Het Stimuleringsfonds kan een subsidieverlening intrekken en verstrekte voorschotten terugvorderen als binnen een jaar na de subsidieverlening een surseance van betaling of een faillissement van de aanvrager is uitgesproken.

Artikel 25a. Indiening begroting

Het Stimuleringsfonds dient jaarlijks vóór 15 september een begroting in.

Hoofdstuk 6. Slot- en overgangsbepalingen

Artikel 25b. Indiening aanvraag voor erkenningperiode 2010–2015

In afwijking van artikel 3, eerste lid, dienen de omroepverenigingen en de educatieve media-instelling, bedoeld in artikel 2.28 van de wet, de aanvraag voor een erkenning of voorlopige erkenning, bedoeld in artikel 2.30 van de wet, voor de erkenningperiode die begint op 1 september 2010, in het tijdvak 27 juli tot en met 31 juli 2009 in bij het Commissariaat.

Artikel 27. Inwerkingtreding

Deze regeling treedt in werking met ingang van 1 januari 2009.

Deze regeling zal met de bijlage en de toelichting in de Staatscourant worden geplaatst.

De

Minister

van Onderwijs, Cultuur en Wetenschap,

R.H.A. Plasterk

Bijlage , behorend bij artikel 17 toezichtskosten commerciële mediadiensten

Artikel 1

  • 1. Een commerciële omroepinstelling is per toestemming voor het verzorgen van een omroepdienst jaarlijks aan het Commissariaat een bedrag verschuldigd overeenkomstig de onderstaande tabel in euro’s:

    Tabel 1

    Aantal huishoudens in Nederland dat het programma-aanbod kan ontvangen

    < 25.000

    25.000–50.000

    50.000–100.000

    100.000–500.000

    500.000–1.000.000

    1.000.000–3.000.000

    3.000.000>

    Gemiddelde duur van het verzorgde programma-aanbod per dag in het desbetreffende kalenderjaar

                 

    < 3 uren

    136

    272

    544

    1632

    2448

    3264

    4080

    3 – < 6 uren

    272

    544

    1088

    3264

    4896

    6528

    8160

    6 – < 9 uren

    408

    816

    1632

    4896

    7344

    9792

    12.240

    9 – < 12 uren

    544

    1088

    2176

    6528

    9792

    13.056

    16.320

    12 > uren

    680

    1360

    2720

    8160

    12.240

    16.320

    20.400

  • 2. In afwijking van het eerste lid, gelden per toestemming voor radio-omroep de bedragen van tabel 1 voor vijftig procent met een minimum van € 113.

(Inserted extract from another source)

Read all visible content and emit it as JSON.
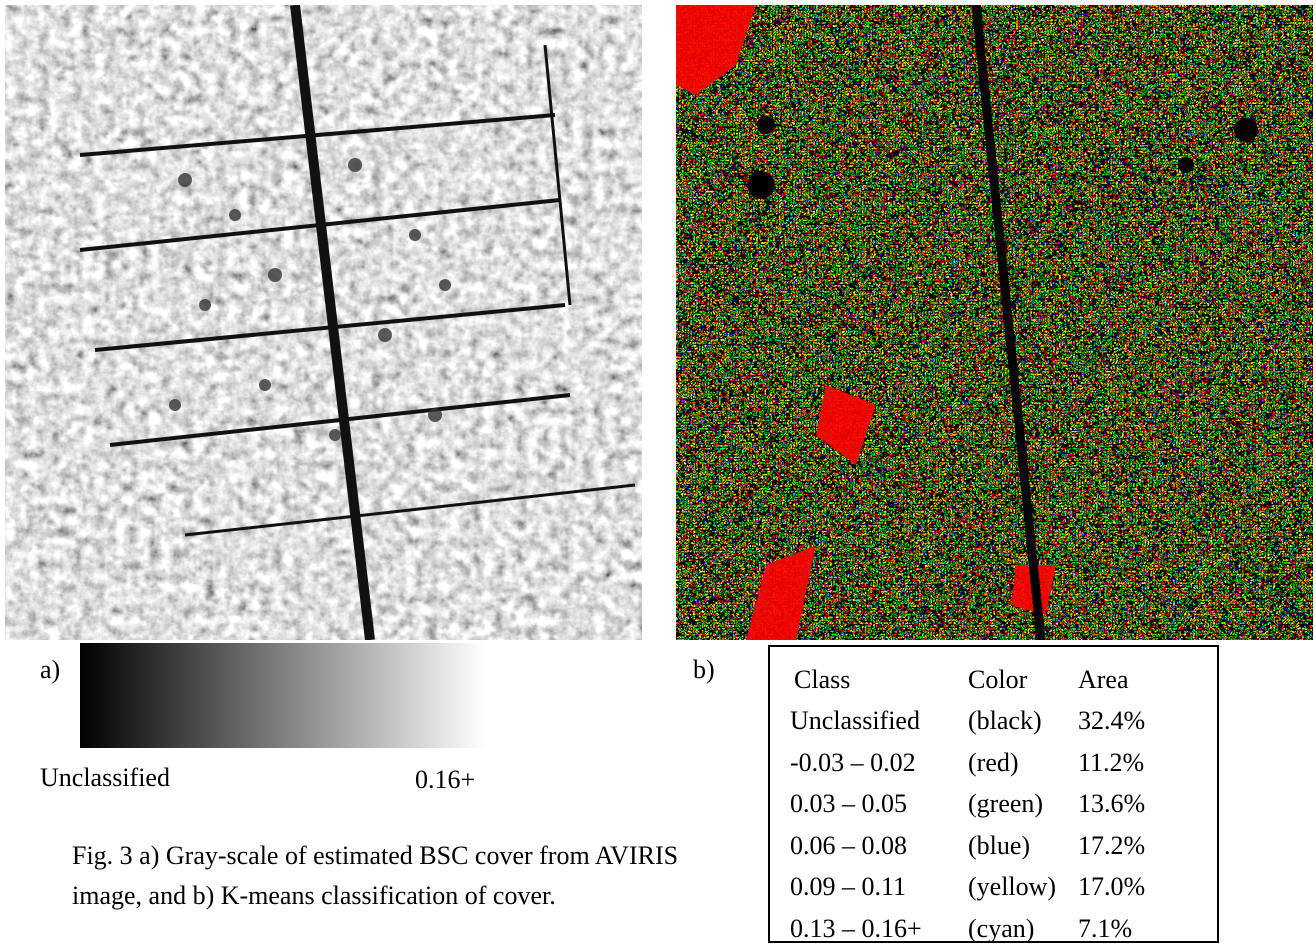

  • 3. In afwijking van het eerste lid, gelden per toestemming voor televisieomroep die bestaat uit het veelvuldig en aaneensluitend herhalen van programma-aanbod dat uitsluitend of vrijwel uitsluitend bestaat uit stilstaande beelden, de bedragen van tabel 1 voor vijfentwintig procent met een minimum van € 113.

  • 4. Als een toestemming in de loop van een kalenderjaar wordt verleend, vervalt of wordt ingetrokken, worden de bedragen in het eerste tot en met derde lid naar evenredigheid van de overgebleven dagen in het kalenderjaar vastgesteld met een minimum van € 113.

Artikel 2

  • 1. In afwijking van artikel 1 van deze bijlage, is een commerciële omroepinstelling per toestemming voor het verzorgen van een omroepdienst die bestaat uit het verspreiden van gecodeerd programma-aanbod verspreid dat bestemd is voor degenen die met de betreffende omroepinstelling een tot de ontvangst van het programma-aanbod strekkende overeenkomst hebben gesloten, jaarlijks een bedrag in euro’s verschuldigd aan het Commissariaat overeenkomstig onderstaande tabel:

    Tabel 2

    Aantal huishoudens in Nederland dat het programma kan ontvangen

    < 10.000

    10.000–50.000

    50.000 >

    Gemiddelde duur van de uitzendingen per dag in het desbetreffende kalenderjaar

         

    < 3 uren

    544

    1632

    4080

    3 – < 6 uren

    1088

    3264

    8160

    6 – < 9 uren

    1632

    4896

    12.240

    9 – < 12 uren

    2176

    6528

    16.320

    12 > uren

    2720

    8160

    20.400

  • 2. Artikel 1, tweede en vierde lid, van deze bijlage zijn van overeenkomstige toepassing op Tabel 2 van het eerste lid.

Artikel 3

Als een commerciële omroepinstelling beschikt over zowel een toestemming waarop artikel 1 van deze bijlage van toepassing is als een toestemming waarop artikel 2 van deze bijlage van toepassing is, en zij het programma-aanbod van beide toestemmingen steeds aansluitend op hetzelfde kanaal van een omroepnet verspreidt, is de omroepinstelling ten hoogste € 20.400 aan toezichtskosten verschuldigd.

Artikel 4

Per mediadienst op aanvraag is jaarlijks een bedrag verschuldigd van € 0.